Athanasios Stamatoukos
October 20, 2018

Introduction

For this project, we were tasked with making a text prediction algorithm that works similarly to the popular phone keyboard SwiftKey.

We were given samples of blog posts, news articles, and twitter posts to analyze. I randomly sampled 40% of these posts and made a corpus out of them using the 'quanteda' package in R.

Using this corpus, I then broke down each of the posts into 4-, 3-, 2-, and 1-grams and removed all n-grams that appeared fewer than 2 times. In the next slides I will explain how I use these n-grams to create the prediction model.

Creating the Model

I split the n-gram tables I built in the previous step into three columns. Column 1 was the first n-1 terms of each n-gram, column 2 was the nth term of each n-gram, and column 3 was the frequency that each n-gram appeared.

For example, if the phrase 'welcome to the jungle' appeared 38 times in the corpus, it would be represented in a data table as “welcome to the” / “jungle” / “38.” This was done for each and every n-gram that appeared.

These 3 column (or 2 column in the case of the 1-gram table) data tables were then saved to a .RData file which was loaded into the Shiny app so the entire corpus creation process could be circumvented as it takes a very long time.

NOTE: All my code can be found on my Github repository at https://athanasios8193.shinyapps.io/textprediction/.

How the App Works

All the hard work has been done.
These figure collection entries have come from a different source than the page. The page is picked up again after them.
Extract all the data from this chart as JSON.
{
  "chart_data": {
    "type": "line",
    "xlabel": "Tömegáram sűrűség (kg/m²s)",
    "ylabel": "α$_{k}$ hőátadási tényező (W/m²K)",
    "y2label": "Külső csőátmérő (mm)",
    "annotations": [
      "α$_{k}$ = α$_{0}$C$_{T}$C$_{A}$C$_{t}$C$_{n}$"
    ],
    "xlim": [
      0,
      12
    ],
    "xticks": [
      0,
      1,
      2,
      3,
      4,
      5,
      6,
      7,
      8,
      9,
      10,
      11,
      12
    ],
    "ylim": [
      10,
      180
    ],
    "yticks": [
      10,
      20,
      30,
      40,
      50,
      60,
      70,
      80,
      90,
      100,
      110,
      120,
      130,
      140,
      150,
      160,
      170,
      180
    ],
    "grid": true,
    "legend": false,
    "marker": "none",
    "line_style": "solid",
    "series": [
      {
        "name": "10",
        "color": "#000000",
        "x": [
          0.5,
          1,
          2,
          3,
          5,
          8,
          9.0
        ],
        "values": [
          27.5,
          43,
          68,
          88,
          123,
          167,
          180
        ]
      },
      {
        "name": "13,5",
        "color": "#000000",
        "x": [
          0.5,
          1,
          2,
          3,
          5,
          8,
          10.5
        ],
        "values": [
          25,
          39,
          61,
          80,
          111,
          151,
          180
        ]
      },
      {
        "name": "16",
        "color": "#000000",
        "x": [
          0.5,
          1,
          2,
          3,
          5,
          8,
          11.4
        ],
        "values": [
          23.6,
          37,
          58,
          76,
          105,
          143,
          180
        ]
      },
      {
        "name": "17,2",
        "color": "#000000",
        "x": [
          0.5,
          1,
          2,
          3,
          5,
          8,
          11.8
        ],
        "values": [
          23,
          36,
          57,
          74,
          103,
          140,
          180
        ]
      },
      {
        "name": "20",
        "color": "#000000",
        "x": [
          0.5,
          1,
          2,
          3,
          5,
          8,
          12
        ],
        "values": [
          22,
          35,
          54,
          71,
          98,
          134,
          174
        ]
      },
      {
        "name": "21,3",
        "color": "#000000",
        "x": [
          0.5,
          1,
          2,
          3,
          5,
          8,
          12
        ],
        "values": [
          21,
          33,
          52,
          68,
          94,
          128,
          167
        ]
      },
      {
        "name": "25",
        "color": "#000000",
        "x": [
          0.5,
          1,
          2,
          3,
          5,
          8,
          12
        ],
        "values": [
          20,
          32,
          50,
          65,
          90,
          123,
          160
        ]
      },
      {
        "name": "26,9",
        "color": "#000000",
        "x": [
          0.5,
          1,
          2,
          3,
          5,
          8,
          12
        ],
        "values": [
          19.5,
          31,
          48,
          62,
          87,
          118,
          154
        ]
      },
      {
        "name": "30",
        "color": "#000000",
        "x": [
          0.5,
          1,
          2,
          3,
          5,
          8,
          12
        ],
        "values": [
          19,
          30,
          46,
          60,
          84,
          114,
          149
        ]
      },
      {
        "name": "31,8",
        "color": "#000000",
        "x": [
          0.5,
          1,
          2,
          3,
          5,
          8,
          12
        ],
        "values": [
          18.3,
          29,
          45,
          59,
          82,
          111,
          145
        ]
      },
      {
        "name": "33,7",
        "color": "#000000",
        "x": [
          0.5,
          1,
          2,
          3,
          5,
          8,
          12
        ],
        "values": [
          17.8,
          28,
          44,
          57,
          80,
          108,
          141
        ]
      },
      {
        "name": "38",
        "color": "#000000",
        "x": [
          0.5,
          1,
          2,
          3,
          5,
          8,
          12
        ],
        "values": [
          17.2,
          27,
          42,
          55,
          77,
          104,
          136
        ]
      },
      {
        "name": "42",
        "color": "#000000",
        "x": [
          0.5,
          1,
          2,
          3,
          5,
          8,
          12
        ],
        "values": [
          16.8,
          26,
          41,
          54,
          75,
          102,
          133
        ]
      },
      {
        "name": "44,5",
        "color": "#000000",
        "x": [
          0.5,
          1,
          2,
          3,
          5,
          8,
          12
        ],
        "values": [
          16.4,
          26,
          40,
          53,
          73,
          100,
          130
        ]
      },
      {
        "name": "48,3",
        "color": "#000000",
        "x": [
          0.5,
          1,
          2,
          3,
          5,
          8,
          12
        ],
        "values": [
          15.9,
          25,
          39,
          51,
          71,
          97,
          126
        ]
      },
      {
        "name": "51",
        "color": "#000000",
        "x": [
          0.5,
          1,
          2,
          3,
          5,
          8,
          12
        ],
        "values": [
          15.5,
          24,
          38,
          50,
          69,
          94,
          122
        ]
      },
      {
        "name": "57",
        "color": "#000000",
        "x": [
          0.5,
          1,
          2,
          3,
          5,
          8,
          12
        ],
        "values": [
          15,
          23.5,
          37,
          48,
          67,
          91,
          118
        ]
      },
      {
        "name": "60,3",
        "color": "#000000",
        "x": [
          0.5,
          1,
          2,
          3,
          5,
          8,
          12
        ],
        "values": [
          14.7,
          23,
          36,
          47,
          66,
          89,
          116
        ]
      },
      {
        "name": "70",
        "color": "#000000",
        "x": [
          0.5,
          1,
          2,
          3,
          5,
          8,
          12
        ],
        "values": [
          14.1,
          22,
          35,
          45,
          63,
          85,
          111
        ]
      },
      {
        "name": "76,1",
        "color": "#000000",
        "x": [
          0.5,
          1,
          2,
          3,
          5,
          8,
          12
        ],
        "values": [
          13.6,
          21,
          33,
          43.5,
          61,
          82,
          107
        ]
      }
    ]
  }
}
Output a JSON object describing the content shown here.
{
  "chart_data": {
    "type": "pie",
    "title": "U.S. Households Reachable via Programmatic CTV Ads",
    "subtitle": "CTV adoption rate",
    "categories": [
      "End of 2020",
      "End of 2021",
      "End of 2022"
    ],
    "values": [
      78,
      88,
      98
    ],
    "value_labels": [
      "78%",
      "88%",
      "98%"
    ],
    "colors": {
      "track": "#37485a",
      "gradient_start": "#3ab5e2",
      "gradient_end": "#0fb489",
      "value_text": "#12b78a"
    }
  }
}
The app itself is quite simple at this point. When you type text into the box, I read the last 3 words you typed. (If you've only typed 1 or 2 words, I only look at those 2 words.) I take the “x” amount of words from what you've typed and compare it to the n-gram tables.
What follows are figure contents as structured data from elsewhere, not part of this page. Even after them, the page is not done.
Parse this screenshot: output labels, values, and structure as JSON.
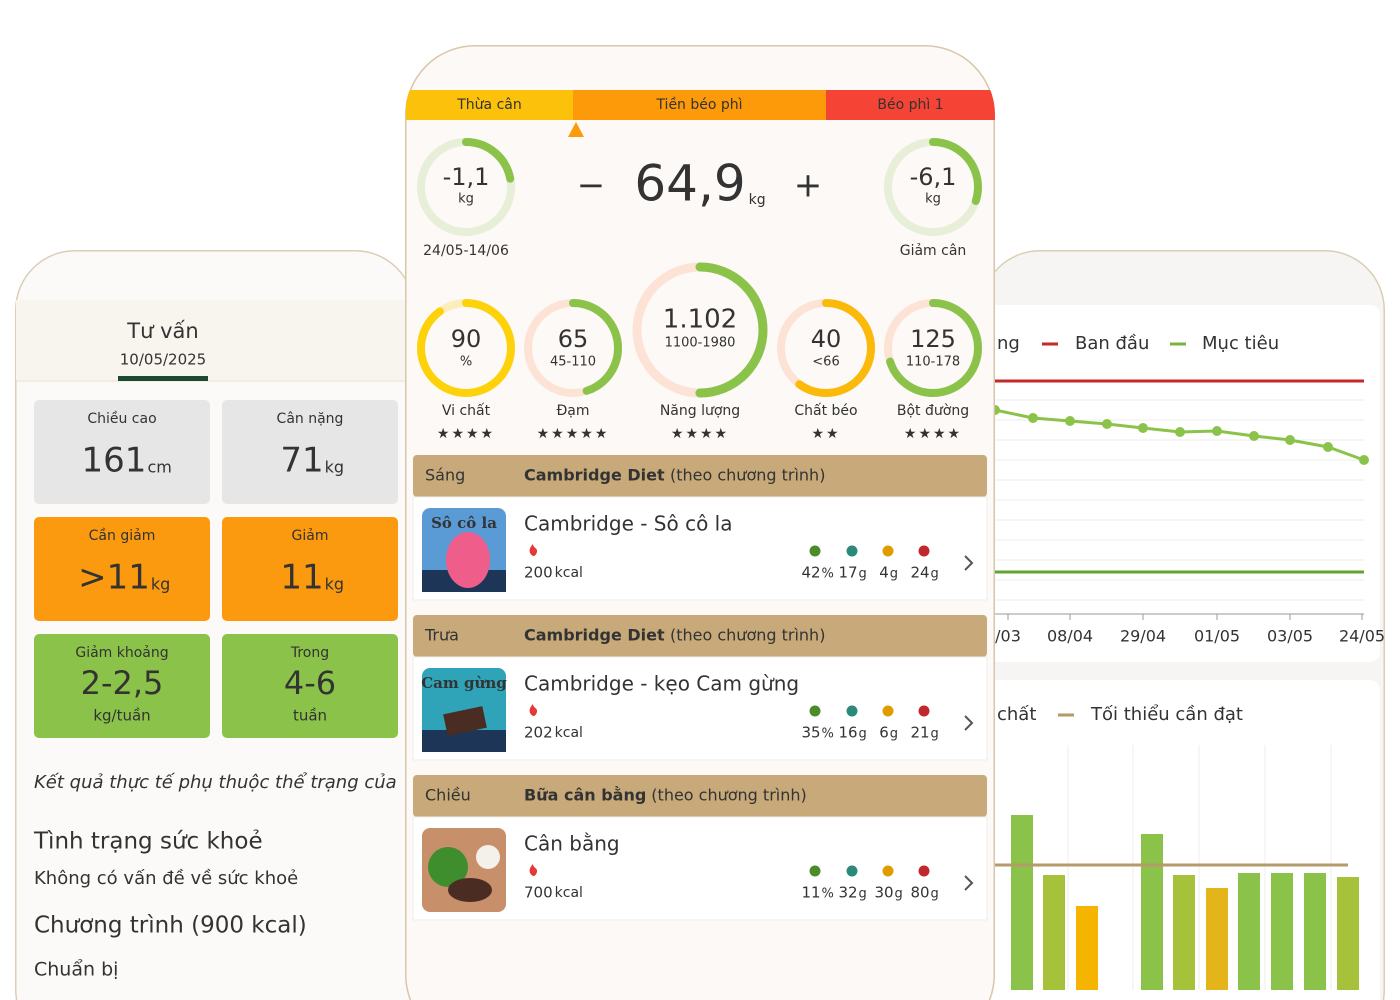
{
  "consult": {
    "title": "Tư vấn",
    "date": "10/05/2025",
    "cards": [
      {
        "label": "Chiều cao",
        "value": "161",
        "unit": "cm"
      },
      {
        "label": "Cân nặng",
        "value": "71",
        "unit": "kg"
      },
      {
        "label": "Cần giảm",
        "value": ">11",
        "unit": "kg"
      },
      {
        "label": "Giảm",
        "value": "11",
        "unit": "kg"
      },
      {
        "label": "Giảm khoảng",
        "value": "2-2,5",
        "unit": "kg/tuần"
      },
      {
        "label": "Trong",
        "value": "4-6",
        "unit": "tuần"
      }
    ],
    "note": "Kết quả thực tế phụ thuộc thể trạng của",
    "health_title": "Tình trạng sức khoẻ",
    "health_status": "Không có vấn đề về sức khoẻ",
    "program": "Chương trình (900 kcal)",
    "prep": "Chuẩn bị"
  },
  "bmi": {
    "segments": [
      "Thừa cân",
      "Tiền béo phì",
      "Béo phì 1"
    ]
  },
  "weight": {
    "left": {
      "value": "-1,1",
      "unit": "kg",
      "caption": "24/05-14/06"
    },
    "current": {
      "value": "64,9",
      "unit": "kg",
      "minus": "−",
      "plus": "+"
    },
    "right": {
      "value": "-6,1",
      "unit": "kg",
      "caption": "Giảm cân"
    }
  },
  "nutrients": [
    {
      "value": "90",
      "sub": "%",
      "label": "Vi chất",
      "stars": "★★★★"
    },
    {
      "value": "65",
      "sub": "45-110",
      "label": "Đạm",
      "stars": "★★★★★"
    },
    {
      "value": "1.102",
      "sub": "1100-1980",
      "label": "Năng lượng",
      "stars": "★★★★"
    },
    {
      "value": "40",
      "sub": "<66",
      "label": "Chất béo",
      "stars": "★★"
    },
    {
      "value": "125",
      "sub": "110-178",
      "label": "Bột đường",
      "stars": "★★★★"
    }
  ],
  "meals": [
    {
      "slot": "Sáng",
      "plan": "Cambridge Diet",
      "note": "(theo chương trình)",
      "thumb": "Sô cô la",
      "name": "Cambridge - Sô cô la",
      "kcal": "200",
      "kcal_unit": "kcal",
      "macros": [
        {
          "value": "42",
          "unit": "%"
        },
        {
          "value": "17",
          "unit": "g"
        },
        {
          "value": "4",
          "unit": "g"
        },
        {
          "value": "24",
          "unit": "g"
        }
      ]
    },
    {
      "slot": "Trưa",
      "plan": "Cambridge Diet",
      "note": "(theo chương trình)",
      "thumb": "Cam gừng",
      "name": "Cambridge - kẹo Cam gừng",
      "kcal": "202",
      "kcal_unit": "kcal",
      "macros": [
        {
          "value": "35",
          "unit": "%"
        },
        {
          "value": "16",
          "unit": "g"
        },
        {
          "value": "6",
          "unit": "g"
        },
        {
          "value": "21",
          "unit": "g"
        }
      ]
    },
    {
      "slot": "Chiều",
      "plan": "Bữa cân bằng",
      "note": "(theo chương trình)",
      "thumb": "",
      "name": "Cân bằng",
      "kcal": "700",
      "kcal_unit": "kcal",
      "macros": [
        {
          "value": "11",
          "unit": "%"
        },
        {
          "value": "32",
          "unit": "g"
        },
        {
          "value": "30",
          "unit": "g"
        },
        {
          "value": "80",
          "unit": "g"
        }
      ]
    }
  ],
  "weight_chart": {
    "legend": [
      "ng",
      "Ban đầu",
      "Mục tiêu"
    ],
    "x_labels": [
      "/03",
      "08/04",
      "29/04",
      "01/05",
      "03/05",
      "24/05"
    ]
  },
  "nutrient_chart": {
    "legend": [
      "chất",
      "Tối thiểu cần đạt"
    ]
  }
}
If you typed 3 or more words, I first compare to the 4-gram table. If there are matching 3-grams in the first column, the app returns the top 3 results as predictions. If there are no matches, I then check the last 2 words of your text against the 3-gram table. If there are no matches, then I check the last word against the 2-gram table. If there are still no matches, the top 3 most used words in the entire corpus are returned as a prediction. The same process occurs if you only entered 1 or 2 words.

If there are fewer than 3 matches for the text string you entered, the missing values are replaced with random results from the top 10 most used words in the entire corpus.

Conclusion/Acknowledgements

With more resources and skill, one could implement a model that could learn each person's habits (kind of like how SwiftKey does) and make a more personalized prediction model. This is beyond the scope of this exercise and my skill level, but it could definitely be done. This model starts out using random texts from random people across the Internet which is a good starting point, so personalizing it to each user would make it even better.

I owe thanks to the forum posts on Coursera, the posts on Stack Overflow, and the developers of the quanteda package in R for making this project possible for me. Most importantly, thank you to Drs. Roger Peng, Brian Caffo, and Jeff Leek from the Johns Hopkins School of Public Health for developing this course. I learned so much from it and am grateful that you decided to share it with us.